Kisah Si Doel yang diperankan oleh Rano Karno kini memasuki babak barunya lewat tayangan Si Doel The Series yang saat ini ditayangkan di RCTI. Kisahnya merupakan lanjutan dari cerita Si Doel The Movie 1-3 yang tayang di bioskop pada 2018 -- 2020, dan Si Doel Anak Sekolahan yang tayang di era 90-an.
Sejak awal penayangannya pada 1994, Si Doel Anak Sekolahan berhasil menjadi tayangan yang paling populer dan mendapat tempat tersendiri di hati penonton televisi Indonesia.

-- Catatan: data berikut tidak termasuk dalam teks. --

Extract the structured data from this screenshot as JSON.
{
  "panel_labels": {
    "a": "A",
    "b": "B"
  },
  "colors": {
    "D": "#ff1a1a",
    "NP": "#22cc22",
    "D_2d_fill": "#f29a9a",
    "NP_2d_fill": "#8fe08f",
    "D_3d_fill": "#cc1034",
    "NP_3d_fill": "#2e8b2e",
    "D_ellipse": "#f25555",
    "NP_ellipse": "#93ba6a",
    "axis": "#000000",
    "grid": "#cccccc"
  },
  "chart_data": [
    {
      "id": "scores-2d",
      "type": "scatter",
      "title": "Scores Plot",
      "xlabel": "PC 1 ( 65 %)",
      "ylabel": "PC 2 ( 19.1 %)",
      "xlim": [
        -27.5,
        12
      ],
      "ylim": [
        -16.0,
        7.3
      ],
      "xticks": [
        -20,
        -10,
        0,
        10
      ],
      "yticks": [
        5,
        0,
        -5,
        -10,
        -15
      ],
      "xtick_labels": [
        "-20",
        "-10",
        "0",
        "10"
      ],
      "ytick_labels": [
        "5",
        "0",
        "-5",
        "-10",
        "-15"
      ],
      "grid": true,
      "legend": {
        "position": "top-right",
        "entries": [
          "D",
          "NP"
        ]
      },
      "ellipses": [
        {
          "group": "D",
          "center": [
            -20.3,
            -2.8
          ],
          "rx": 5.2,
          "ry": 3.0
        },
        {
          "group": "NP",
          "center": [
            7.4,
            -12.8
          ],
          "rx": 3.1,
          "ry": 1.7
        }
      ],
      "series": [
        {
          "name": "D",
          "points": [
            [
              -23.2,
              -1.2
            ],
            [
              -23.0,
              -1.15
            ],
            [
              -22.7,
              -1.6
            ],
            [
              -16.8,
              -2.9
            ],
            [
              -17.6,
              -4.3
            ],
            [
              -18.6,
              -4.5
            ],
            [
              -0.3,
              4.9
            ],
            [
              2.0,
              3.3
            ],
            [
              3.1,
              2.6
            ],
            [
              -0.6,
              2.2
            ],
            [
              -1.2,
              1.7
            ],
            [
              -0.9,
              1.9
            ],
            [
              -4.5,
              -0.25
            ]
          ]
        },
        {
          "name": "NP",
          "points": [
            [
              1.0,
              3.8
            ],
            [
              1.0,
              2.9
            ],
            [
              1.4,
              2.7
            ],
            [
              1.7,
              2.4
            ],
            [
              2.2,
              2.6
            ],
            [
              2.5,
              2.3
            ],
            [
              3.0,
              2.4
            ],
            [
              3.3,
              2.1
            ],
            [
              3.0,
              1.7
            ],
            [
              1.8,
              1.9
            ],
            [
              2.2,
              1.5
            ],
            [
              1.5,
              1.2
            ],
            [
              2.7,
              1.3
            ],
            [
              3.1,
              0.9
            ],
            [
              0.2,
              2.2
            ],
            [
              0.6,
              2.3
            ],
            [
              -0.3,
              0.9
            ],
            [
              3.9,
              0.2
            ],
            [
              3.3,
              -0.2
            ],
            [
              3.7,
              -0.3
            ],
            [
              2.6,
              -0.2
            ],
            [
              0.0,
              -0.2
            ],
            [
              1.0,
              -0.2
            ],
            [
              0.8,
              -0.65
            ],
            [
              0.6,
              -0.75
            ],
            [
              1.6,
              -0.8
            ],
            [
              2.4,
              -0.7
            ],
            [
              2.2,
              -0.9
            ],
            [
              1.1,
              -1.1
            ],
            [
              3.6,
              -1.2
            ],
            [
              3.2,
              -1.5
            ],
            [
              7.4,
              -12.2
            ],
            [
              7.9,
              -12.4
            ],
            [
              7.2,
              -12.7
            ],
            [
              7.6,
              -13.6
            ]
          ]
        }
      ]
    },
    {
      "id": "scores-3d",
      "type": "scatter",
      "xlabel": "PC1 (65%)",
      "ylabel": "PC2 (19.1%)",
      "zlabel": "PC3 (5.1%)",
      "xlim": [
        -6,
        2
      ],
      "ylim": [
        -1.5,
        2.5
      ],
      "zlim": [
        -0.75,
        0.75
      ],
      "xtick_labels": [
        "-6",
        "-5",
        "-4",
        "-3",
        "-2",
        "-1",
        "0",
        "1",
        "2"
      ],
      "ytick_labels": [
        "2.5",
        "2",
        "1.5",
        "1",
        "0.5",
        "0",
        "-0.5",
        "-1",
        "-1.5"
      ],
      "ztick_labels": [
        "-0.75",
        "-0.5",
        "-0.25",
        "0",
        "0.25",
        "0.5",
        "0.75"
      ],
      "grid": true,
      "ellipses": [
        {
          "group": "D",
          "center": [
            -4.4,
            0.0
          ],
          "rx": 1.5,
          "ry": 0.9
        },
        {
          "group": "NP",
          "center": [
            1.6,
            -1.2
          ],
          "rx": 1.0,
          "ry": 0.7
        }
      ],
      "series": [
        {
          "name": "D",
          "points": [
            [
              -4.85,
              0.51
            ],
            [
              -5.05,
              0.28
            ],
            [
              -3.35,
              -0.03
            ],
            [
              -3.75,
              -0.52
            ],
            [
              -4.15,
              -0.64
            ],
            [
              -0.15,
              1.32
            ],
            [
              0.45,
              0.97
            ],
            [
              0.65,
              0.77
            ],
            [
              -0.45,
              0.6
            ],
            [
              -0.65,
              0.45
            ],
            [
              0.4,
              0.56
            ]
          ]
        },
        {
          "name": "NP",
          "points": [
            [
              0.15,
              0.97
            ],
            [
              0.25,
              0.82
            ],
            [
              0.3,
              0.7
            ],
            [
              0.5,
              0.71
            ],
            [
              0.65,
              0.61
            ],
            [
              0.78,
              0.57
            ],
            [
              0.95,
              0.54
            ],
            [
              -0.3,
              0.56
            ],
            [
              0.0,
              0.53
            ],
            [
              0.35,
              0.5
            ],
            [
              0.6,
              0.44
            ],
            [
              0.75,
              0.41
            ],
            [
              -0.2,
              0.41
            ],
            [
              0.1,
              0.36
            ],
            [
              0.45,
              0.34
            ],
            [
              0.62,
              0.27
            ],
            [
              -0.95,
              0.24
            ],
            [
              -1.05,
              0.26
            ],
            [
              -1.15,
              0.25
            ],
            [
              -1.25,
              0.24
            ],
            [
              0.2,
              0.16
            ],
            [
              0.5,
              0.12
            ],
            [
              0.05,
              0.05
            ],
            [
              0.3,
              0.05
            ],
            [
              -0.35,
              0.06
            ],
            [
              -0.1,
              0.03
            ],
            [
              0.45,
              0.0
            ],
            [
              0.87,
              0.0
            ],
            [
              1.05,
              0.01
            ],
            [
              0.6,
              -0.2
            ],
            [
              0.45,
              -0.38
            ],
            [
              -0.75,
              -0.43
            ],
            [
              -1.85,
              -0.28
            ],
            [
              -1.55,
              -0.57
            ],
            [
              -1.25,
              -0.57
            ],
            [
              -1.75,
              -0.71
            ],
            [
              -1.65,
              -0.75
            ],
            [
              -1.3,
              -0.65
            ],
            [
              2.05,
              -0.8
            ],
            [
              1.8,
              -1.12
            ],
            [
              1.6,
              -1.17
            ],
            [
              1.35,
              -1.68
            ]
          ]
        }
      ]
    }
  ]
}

Tapi rasanya beda setelah menonton beberapa episode dari Si Doel The Series, saya merasa ada sesuatu yang kurang yang tidak saya peroleh jika dibanding dengan Si Doel Anak Sekolahan.
Berkurangnya karakter-karakter yang ikonik
Dalam Si Doel The Series, karakter-karakter ikonis yang masih ada tentu saja Doel, Mandra, dan mungkin Atun. Tidak, Sarah dan Zaenab menurut saya lebih ke arah sebagai pemanis saja makanya tidak ikonis.
Sementara dalam Si Doel Anak Sekolahan, ada banyak karakter ikonis yang hingga kini masih melekat dalam benak penontonnya waktu itu. Sebut saja Babe (Alm. Benyamin Suaeb) yang lucu, galak, dan bijak. Mas Karyo (Alm. Basuki) yang tengil dan nyebelin. Engkong Ali dengan ceplas-ceplosnya, dan Nunung yang kalem tapi menggoda.
Bahkan saking ikonisnya karakter-karakter itu, nama-namanya melekat menjadi nama panggilan kawan-kawan sekolah saya. Ya, waktu Si Doel Anak Sekolahan tayang, saya sedang berada di bangku SMA.
Misalnya, kawan saya yang bernama asli Basuki hingga kini dipanggil Buluk (julukan dari Mandra untuk Mas Karyo). Lalu ada lagi yang bernama Adi tapi dipanggilnya Bendot karena perawakannya yang mirip dengan Pak Bendot bapaknya Mas Karyo. Bahkan ada seorang guru matematika yang kami juluki Mak Nyak karena penampilannya yang mirip ibunda Si Doel.